Project details
ENU Team Leader: GUIDO CAVALETTI
Poject coordinator:GUIDO CAVALETTI
In collaboration with: Università degli Studi di TORINO,: VERCELLI Alessandro
Total Contribution: 205.024,00 €
Project Duration in months: 24
Start Date: October 18, 2023
End Date: February 2026
Abstract
Cancer patients’ life expectancy is substantially increased, which translates into millions of persons with a history of cancer and long-term side effects of chemotherapy to be managed. Most of the commonest chemotherapy-induced toxicities are now effectively treated, while the impact of side effects involving the central (CNS) and/or the peripheral nervous system (PNS) is still relevant in the treatment of the tumor “big killers” because of the severe, long-term/permanent consequences on patients’ quality of life. Moreover, these side effects not only add more burden of disease to already severely challenged persons but also have still largely underestimated social and economic costs (e.g. loss of working capacity, impaired social activities, increased healthcare social and security costs).

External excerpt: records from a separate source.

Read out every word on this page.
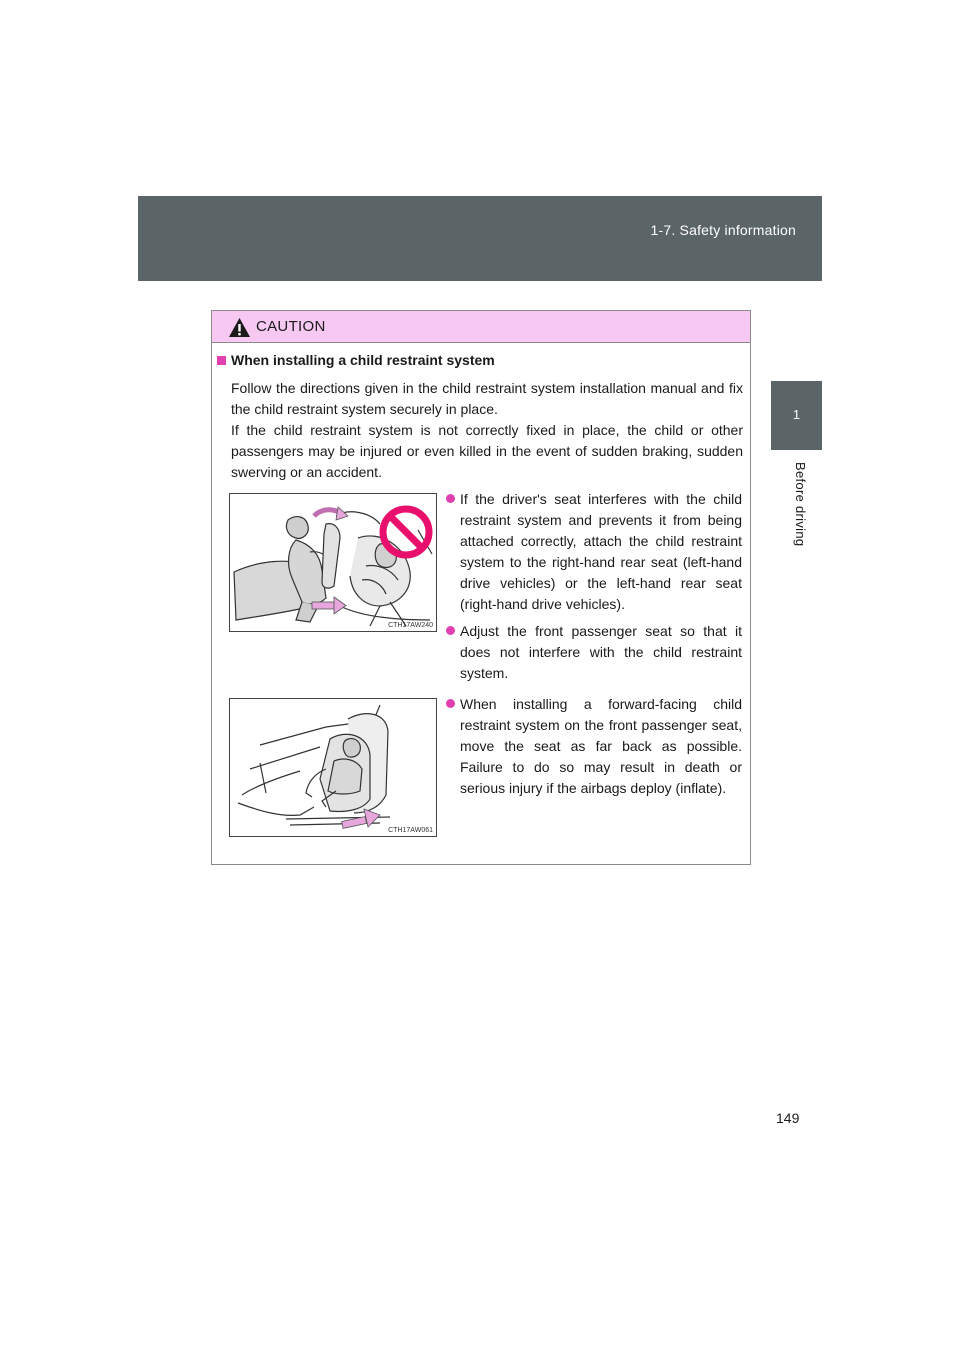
1-7. Safety information
1
Before driving
CAUTION
When installing a child restraint system

Follow the directions given in the child restraint system installation manual and fix the child restraint system securely in place.

If the child restraint system is not correctly fixed in place, the child or other passengers may be injured or even killed in the event of sudden braking, sudden swerving or an accident.

CTH17AW240
If the driver's seat interferes with the child restraint system and prevents it from being attached correctly, attach the child restraint system to the right-hand rear seat (left-hand drive vehicles) or the left-hand rear seat (right-hand drive vehicles).
Adjust the front passenger seat so that it does not interfere with the child restraint system.
CTH17AW061
When installing a forward-facing child restraint system on the front passenger seat, move the seat as far back as possible. Failure to do so may result in death or serious injury if the airbags deploy (inflate).
149
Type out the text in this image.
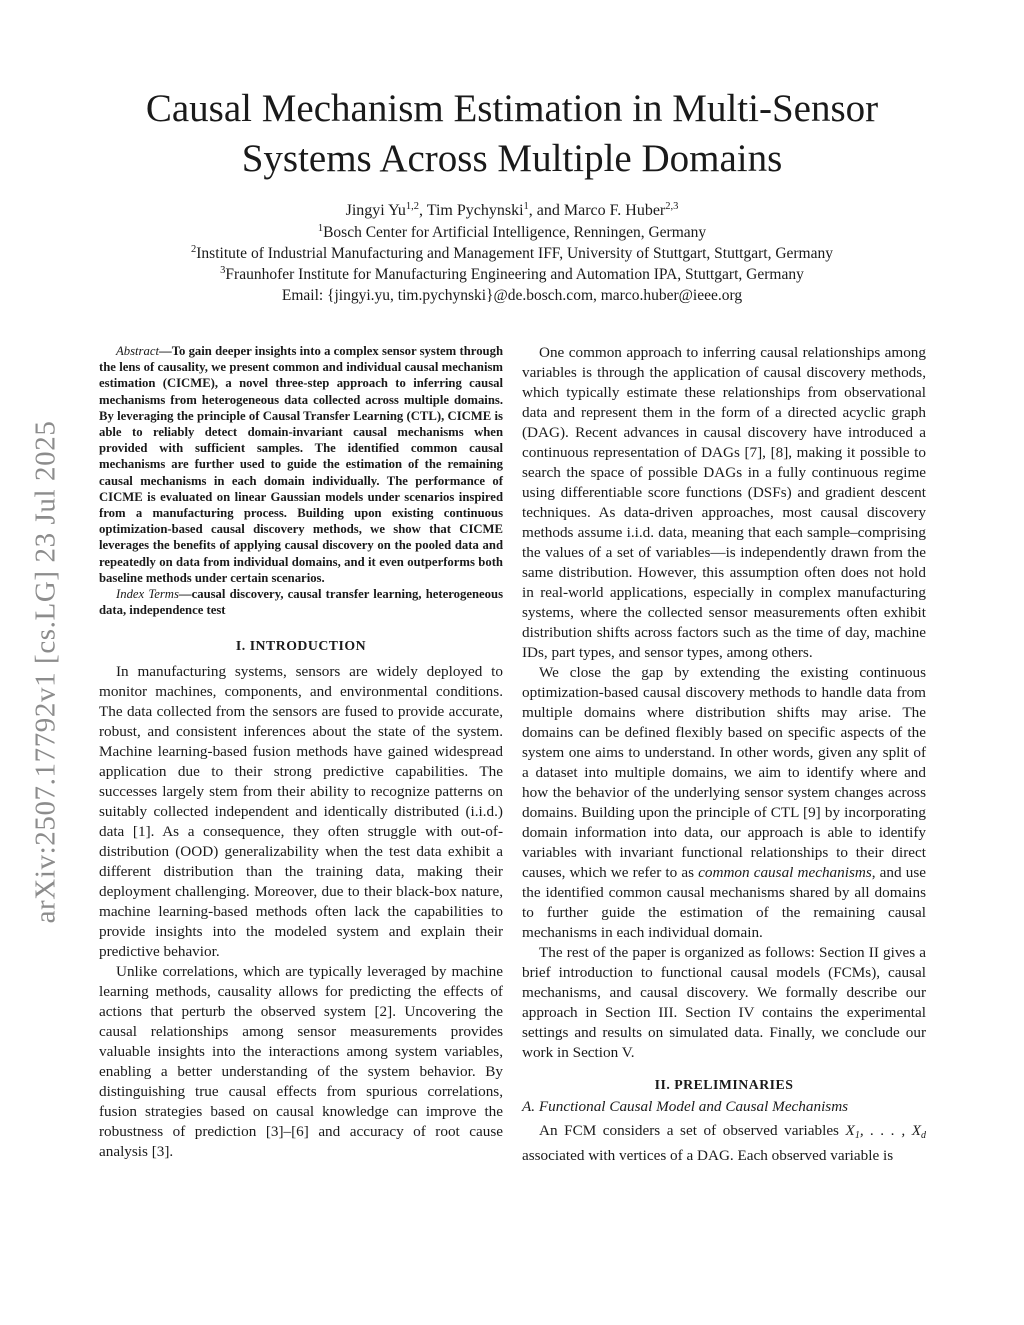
arXiv:2507.17792v1 [cs.LG] 23 Jul 2025
Causal Mechanism Estimation in Multi-Sensor
Systems Across Multiple Domains
Jingyi Yu$^{1,2}$, Tim Pychynski$^1$, and Marco F. Huber$^{2,3}$
$^1$Bosch Center for Artificial Intelligence, Renningen, Germany
$^2$Institute of Industrial Manufacturing and Management IFF, University of Stuttgart, Stuttgart, Germany
$^3$Fraunhofer Institute for Manufacturing Engineering and Automation IPA, Stuttgart, Germany
Email: {jingyi.yu, tim.pychynski}@de.bosch.com, marco.huber@ieee.org

Abstract—To gain deeper insights into a complex sensor system through the lens of causality, we present common and individual causal mechanism estimation (CICME), a novel three-step approach to inferring causal mechanisms from heterogeneous data collected across multiple domains. By leveraging the principle of Causal Transfer Learning (CTL), CICME is able to reliably detect domain-invariant causal mechanisms when provided with sufficient samples. The identified common causal mechanisms are further used to guide the estimation of the remaining causal mechanisms in each domain individually. The performance of CICME is evaluated on linear Gaussian models under scenarios inspired from a manufacturing process. Building upon existing continuous optimization-based causal discovery methods, we show that CICME leverages the benefits of applying causal discovery on the pooled data and repeatedly on data from individual domains, and it even outperforms both baseline methods under certain scenarios.

Index Terms—causal discovery, causal transfer learning, heterogeneous data, independence test

I. INTRODUCTION

In manufacturing systems, sensors are widely deployed to monitor machines, components, and environmental conditions. The data collected from the sensors are fused to provide accurate, robust, and consistent inferences about the state of the system. Machine learning-based fusion methods have gained widespread application due to their strong predictive capabilities. The successes largely stem from their ability to recognize patterns on suitably collected independent and identically distributed (i.i.d.) data [1]. As a consequence, they often struggle with out-of-distribution (OOD) generalizability when the test data exhibit a different distribution than the training data, making their deployment challenging. Moreover, due to their black-box nature, machine learning-based methods often lack the capabilities to provide insights into the modeled system and explain their predictive behavior.

Unlike correlations, which are typically leveraged by machine learning methods, causality allows for predicting the effects of actions that perturb the observed system [2]. Uncovering the causal relationships among sensor measurements provides valuable insights into the interactions among system variables, enabling a better understanding of the system behavior. By distinguishing true causal effects from spurious correlations, fusion strategies based on causal knowledge can improve the robustness of prediction [3]–[6] and accuracy of root cause analysis [3].

One common approach to inferring causal relationships among variables is through the application of causal discovery methods, which typically estimate these relationships from observational data and represent them in the form of a directed acyclic graph (DAG). Recent advances in causal discovery have introduced a continuous representation of DAGs [7], [8], making it possible to search the space of possible DAGs in a fully continuous regime using differentiable score functions (DSFs) and gradient descent techniques. As data-driven approaches, most causal discovery methods assume i.i.d. data, meaning that each sample–comprising the values of a set of variables—is independently drawn from the same distribution. However, this assumption often does not hold in real-world applications, especially in complex manufacturing systems, where the collected sensor measurements often exhibit distribution shifts across factors such as the time of day, machine IDs, part types, and sensor types, among others.

We close the gap by extending the existing continuous optimization-based causal discovery methods to handle data from multiple domains where distribution shifts may arise. The domains can be defined flexibly based on specific aspects of the system one aims to understand. In other words, given any split of a dataset into multiple domains, we aim to identify where and how the behavior of the underlying sensor system changes across domains. Building upon the principle of CTL [9] by incorporating domain information into data, our approach is able to identify variables with invariant functional relationships to their direct causes, which we refer to as common causal mechanisms, and use the identified common causal mechanisms shared by all domains to further guide the estimation of the remaining causal mechanisms in each individual domain.

The rest of the paper is organized as follows: Section II gives a brief introduction to functional causal models (FCMs), causal mechanisms, and causal discovery. We formally describe our approach in Section III. Section IV contains the experimental settings and results on simulated data. Finally, we conclude our work in Section V.

II. PRELIMINARIES
A. Functional Causal Model and Causal Mechanisms

An FCM considers a set of observed variables $X_1$, . . . , $X_d$ associated with vertices of a DAG. Each observed variable is
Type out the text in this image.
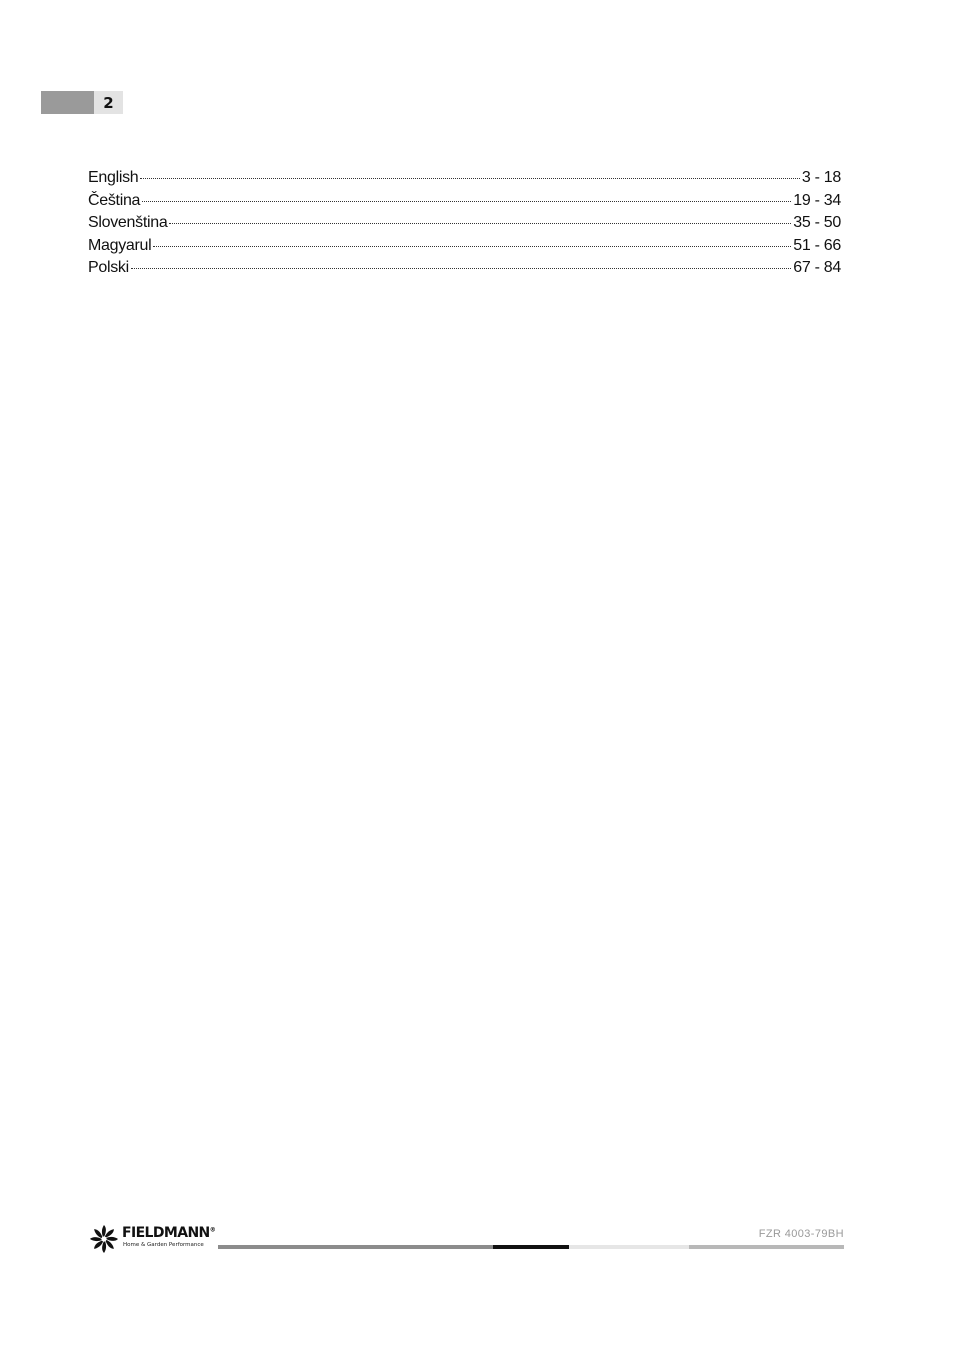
2
English	3 - 18
Čeština	19 - 34
Slovenština	35 - 50
Magyarul	51 - 66
Polski	67 - 84
FIELDMANN®
Home & Garden Performance
FZR 4003-79BH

CNS neurotoxicity, defined as chemotherapy-induced cognitive impairment (CICI) is frequent in breast, lung, prostate, and ovarian cancers patients, impairing memory, learning, concentration, reasoning, executive functions, attention, and visuospatial skills during and after discontinuation of chemotherapy. Chemotherapy-induced PNS toxicity (CIPN), leading to pain, paresthesias, and motor impairment, ranks among the commonest dose-limiting toxicities of several widely used anticancer drugs. A great number of cancer survivors suffer from CIPN even years after termination of the therapy and perceive it as one of the most severe side effects of treatment. Despite the evident and urgent need to reduce the toxic effects of chemotherapy on the nervous system led to a great number of studies, the cellular and molecular events underlying CICI and CIPN pathogenesis still remain elusive.
Histone deacetylase inhibitors (HDACi) have been tested in several experimental models of CNS disorders, such as stroke and Alzheimer’s disease, and it has been demonstrated that they can remarkably improve neuronal plasticity and memory. The key target for HDACi in neuroprotection is HDAC6. Experimental use of HDAC6 inhibitors (HDAC6i) 260-has proven to be effective in animal models of CICI and CIPN, but the models used to demonstrate efficacy are questionable. This project is based on 4 main pillars:
- CICI and CIPN can be reliably modeled in new preclinical models based on schedules that are more close to the clinical use (i.e. repeated, intermittent iv administration)
- CICI and CIPN may have detectable morphological and functional correlates
- CICI and CIPN can be simultaneously modulated by the administration of HDAC6i
- Mitochondrial dysfunction and neuroinflammation may play a role in the neurotoxicity of anticancer drugs.
The completion of the project will overcome several current limitations in knowledge and in modeling that are still preventing effective investigation of CIPN and CICI pathogenesis and, potentially, the identification of new druggable targets.